Voting Systems
On the eve of the election, I am thinking about voting systems better than that which is currently employed in United States general elections.
Among single-winner voting systems, the most common is instant-runoff voting and the simplest, making it the most reasonable choice as a replacement for the single-vote system that we currently use. In an instant-runoff election, you fill out a ballot showing the order of preference for the candidates available. When votes are tallied, your number one candidate is used to tally votes; if that candidate did not achieve a majority, then he is eliminated from the election and your second choice is taken. This continues until a candidate has achieved a majority, thereby winning the election.
IRV allows for voters to cast a ballot for a candidate whom they truly believe in without feeling that they are throwing their vote away. This solves the Ralph Nader problem from the 2000 election. Nader was the prime choice for many Americans but his status as a third-party candidate meant that he had no chance of winning the election. Many who might have wanted to vote for Nader instead voted for one of the two major-party candidates, because their vote would otherwise be wasted. The few who did vote for Nader, were then blamed for Al Gore’s loss of the election, since they most likely would have voted for the Democratic candidate were it not for the Green Party’s presence. Instant-runoff voting keeps third-party candidates from “stealing” votes from the major parties and makes third-parties viable, since voters can feel confident in voting for such candidates.
Another area of voting that is lacking in the United States is the security and integrity of the voting system. There are endless reports of electronic voting machines losing votes, miscounting votes or being tampered with. Creating a system that is both secure and verifiable while at the same time anonymous is not a trivial task but there is a group of people who deal with such odd logic puzzles: cryptographers. After the fiasco of electronic voting machines in the 2004 election, many people spent time thinking about methods for secure, verifiable voting. One of those was Ron Rivest, the R in RSA, who came up with the ThreeBallot voting protocol.

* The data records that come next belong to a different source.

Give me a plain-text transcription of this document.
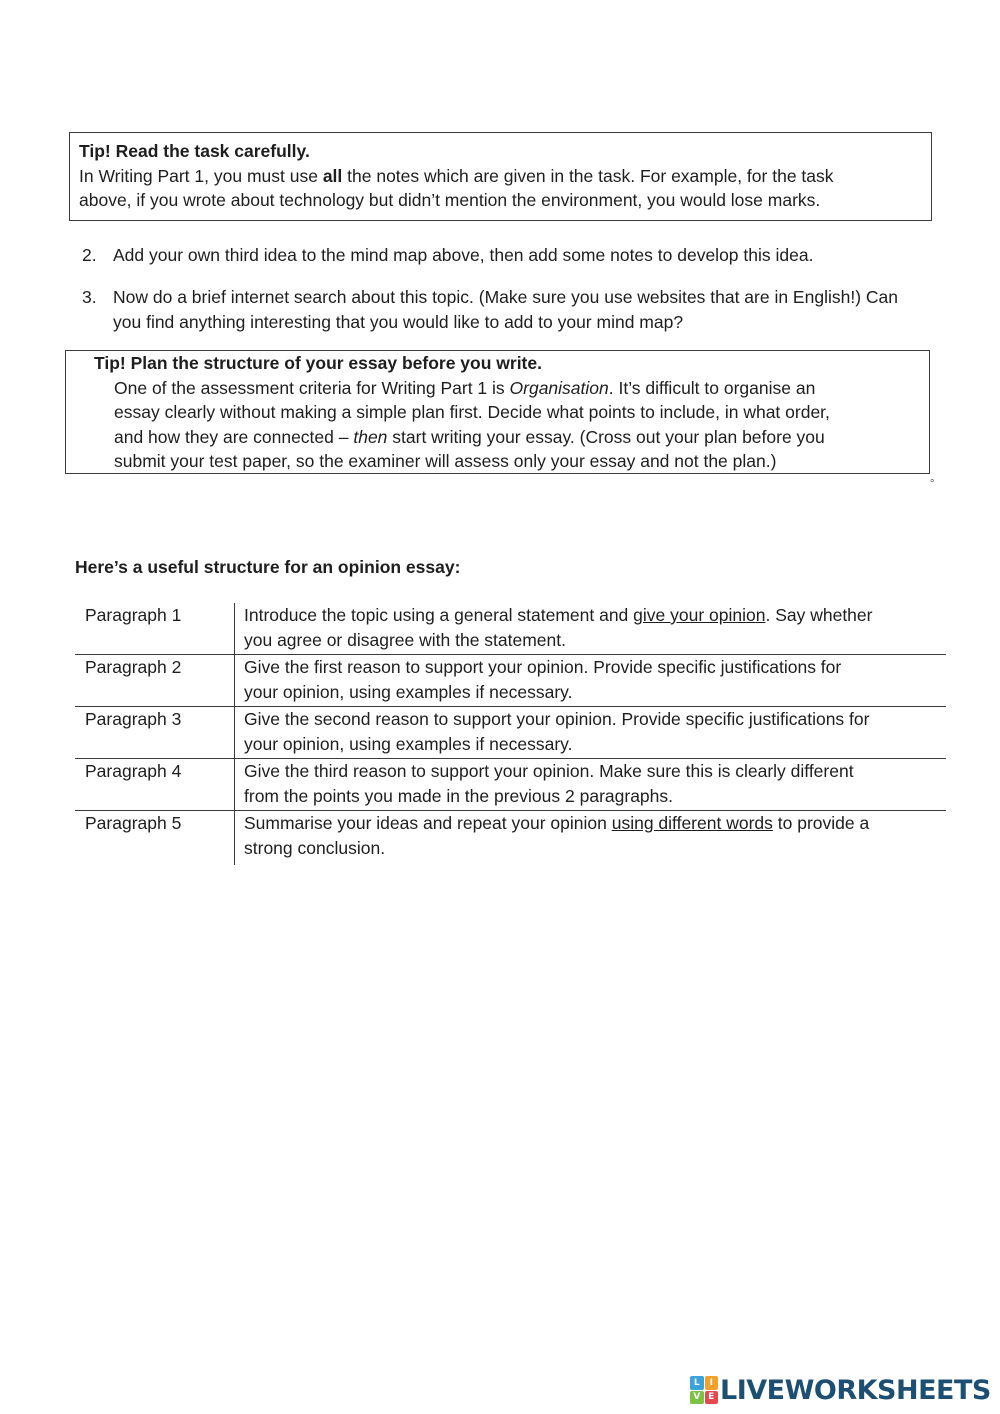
Tip! Read the task carefully.
In Writing Part 1, you must use all the notes which are given in the task. For example, for the task
above, if you wrote about technology but didn’t mention the environment, you would lose marks.
2. Add your own third idea to the mind map above, then add some notes to develop this idea.
3. Now do a brief internet search about this topic. (Make sure you use websites that are in English!) Can
you find anything interesting that you would like to add to your mind map?
Tip! Plan the structure of your essay before you write.
One of the assessment criteria for Writing Part 1 is Organisation. It’s difficult to organise an
essay clearly without making a simple plan first. Decide what points to include, in what order,
and how they are connected – then start writing your essay. (Cross out your plan before you
submit your test paper, so the examiner will assess only your essay and not the plan.)
°
Here’s a useful structure for an opinion essay:
Paragraph 1	Introduce the topic using a general statement and give your opinion. Say whether
you agree or disagree with the statement.

Paragraph 2	Give the first reason to support your opinion. Provide specific justifications for
your opinion, using examples if necessary.

Paragraph 3	Give the second reason to support your opinion. Provide specific justifications for
your opinion, using examples if necessary.

Paragraph 4	Give the third reason to support your opinion. Make sure this is clearly different
from the points you made in the previous 2 paragraphs.

Paragraph 5	Summarise your ideas and repeat your opinion using different words to provide a
strong conclusion.
L	I
V E LIVEWORKSHEETS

The entire protocol is detailed in Rivest’s paper, but the gist of the system is that the voter fills out three ballots which are identical, save for a unique number identifying each. Through some cryptographic logic magic, the ballots are marked such that any single ballot of the triplet does not divulge whom the voter cast their ballot for; because the ballot is unique, however, the voter is given a copy of one of the three to take home. This receipt can later be checked against the ballots that are published so that the voter can verify that their choice was indeed counted. Again, this publishing doesn’t divulge information about whom they voted for, despite the fact that all of the information of the election is published, allowing anyone to perform a recount.